Before listing, the grey market premium (GMP) was around ₹36 per share, which indicated a likely upside of 32% in the listing price. However, the stock surpassed these expectations after listing. Retail investors who secured a lot of 135 shares booked an immediate gain of ₹6,952.50 on listing.
On the other hand, high-net-worth individuals (HNIs) who were allotted 14 lots (1,890 shares) made around ₹97,335 on their ₹2,09,790 investment.
The IPO attracted investors’ interest, pushing the public subscription to 79.03 times in total. Qualified institutional buyers led the charge with a massive 120.18 times subscription, followed by non-institutional investors at 38.16 times, and retail investors at 19.08 times. Overall, Meesho drew bids worth ₹2.43 lakh crore across more than 62.75 lakh applications.
Meesho IPO opened for bidding on December 3. The public issue got fully subscribed on day 1, albeit just marginally. The issue remained open for public subscription till December 5.
The company aims to raise ₹5,421.20 crore, of which ₹4,250 crore will be raised through fresh shares. The remaining ₹1,171.20 crore will be raised via OFS. The ecommerce platform has set the IPO price band at ₹105 and ₹111 per equity share. The offering consists of both fresh issuance and an offer for sale (OFS).
Meesho raised ₹2,439 crore from over 60 anchor investors, including SBI MF, GIC, Fidelity, BlackRock, Axis MF, Aditya Birla MF and Dragoneer. Kotak Mahindra Capital, JP Morgan India, Morgan Stanley India, Axis Capital, and Citigroup Global Markets India will serve as lead managers.

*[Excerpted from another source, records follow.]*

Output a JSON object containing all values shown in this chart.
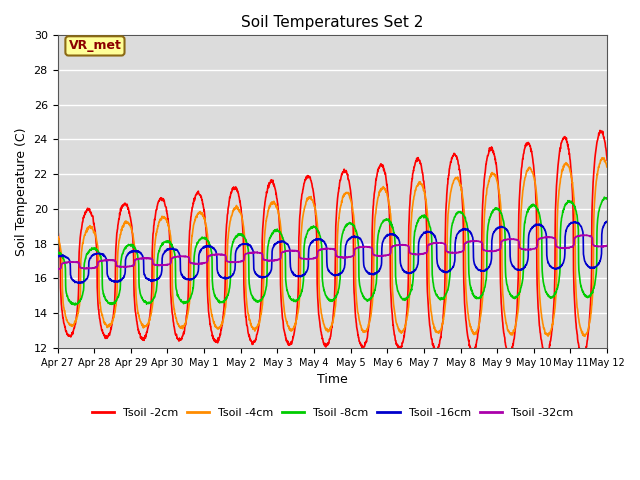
{
  "title": "Soil Temperatures Set 2",
  "xlabel": "Time",
  "ylabel": "Soil Temperature (C)",
  "ylim": [
    12,
    30
  ],
  "yticks": [
    12,
    14,
    16,
    18,
    20,
    22,
    24,
    26,
    28,
    30
  ],
  "annotation_text": "VR_met",
  "annotation_color": "#8B0000",
  "annotation_bg": "#FFFF99",
  "annotation_border": "#8B6914",
  "plot_bg": "#DCDCDC",
  "grid_color": "#FFFFFF",
  "series": [
    {
      "label": "Tsoil -2cm",
      "color": "#FF0000",
      "lw": 1.2
    },
    {
      "label": "Tsoil -4cm",
      "color": "#FF8C00",
      "lw": 1.2
    },
    {
      "label": "Tsoil -8cm",
      "color": "#00CC00",
      "lw": 1.2
    },
    {
      "label": "Tsoil -16cm",
      "color": "#0000CC",
      "lw": 1.2
    },
    {
      "label": "Tsoil -32cm",
      "color": "#AA00AA",
      "lw": 1.2
    }
  ],
  "tick_labels": [
    "Apr 27",
    "Apr 28",
    "Apr 29",
    "Apr 30",
    "May 1",
    "May 2",
    "May 3",
    "May 4",
    "May 5",
    "May 6",
    "May 7",
    "May 8",
    "May 9",
    "May 10",
    "May 11",
    "May 12"
  ],
  "n_days": 15,
  "points_per_day": 144
}
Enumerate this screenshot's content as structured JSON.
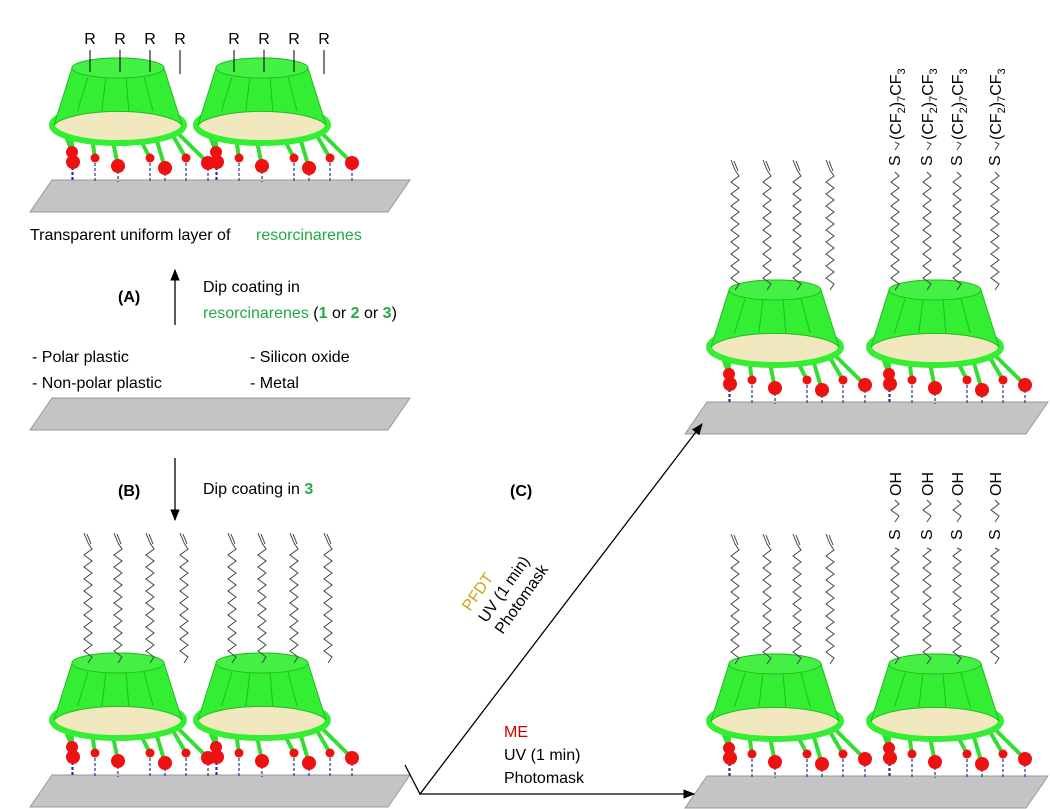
{
  "panel_top": {
    "r_labels": [
      "R",
      "R",
      "R",
      "R",
      "R",
      "R",
      "R",
      "R"
    ],
    "caption": {
      "text": "Transparent uniform layer of ",
      "highlight": "resorcinarenes"
    }
  },
  "step_A": {
    "label": "(A)",
    "line1": "Dip coating in",
    "line2": [
      "resorcinarenes",
      " (",
      "1",
      " or ",
      "2",
      " or ",
      "3",
      ")"
    ]
  },
  "substrates": [
    "- Polar plastic",
    "- Non-polar plastic",
    "- Silicon oxide",
    "- Metal"
  ],
  "step_B": {
    "label": "(B)",
    "text": "Dip coating in ",
    "compound": "3"
  },
  "step_C": {
    "label": "(C)",
    "upper": [
      "PFDT",
      "UV (1 min)",
      "Photomask"
    ],
    "lower": [
      "ME",
      "UV (1 min)",
      "Photomask"
    ]
  },
  "fluoro_chains": [
    {
      "linker": "S",
      "tail": [
        "(CF",
        "2",
        ")",
        "7",
        "CF",
        "3"
      ]
    },
    {
      "linker": "S",
      "tail": [
        "(CF",
        "2",
        ")",
        "7",
        "CF",
        "3"
      ]
    },
    {
      "linker": "S",
      "tail": [
        "(CF",
        "2",
        ")",
        "7",
        "CF",
        "3"
      ]
    },
    {
      "linker": "S",
      "tail": [
        "(CF",
        "2",
        ")",
        "7",
        "CF",
        "3"
      ]
    }
  ],
  "hydroxy_chains": [
    {
      "linker": "S",
      "tail": "OH"
    },
    {
      "linker": "S",
      "tail": "OH"
    },
    {
      "linker": "S",
      "tail": "OH"
    },
    {
      "linker": "S",
      "tail": "OH"
    }
  ]
}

The company reduced its losses to ₹700.7 crore for the six months ending September 2025, compared to ₹2,512.9 crore during the same period last year. Its revenue grew 29.40% to ₹5,577.5 crore, up from ₹4,311.3 crore.
It reported a net loss of ₹3,942 crore for FY25, driven largely by a one-time exceptional item, including reverse-flip tax and perquisite tax associated with its transition to a public company structure.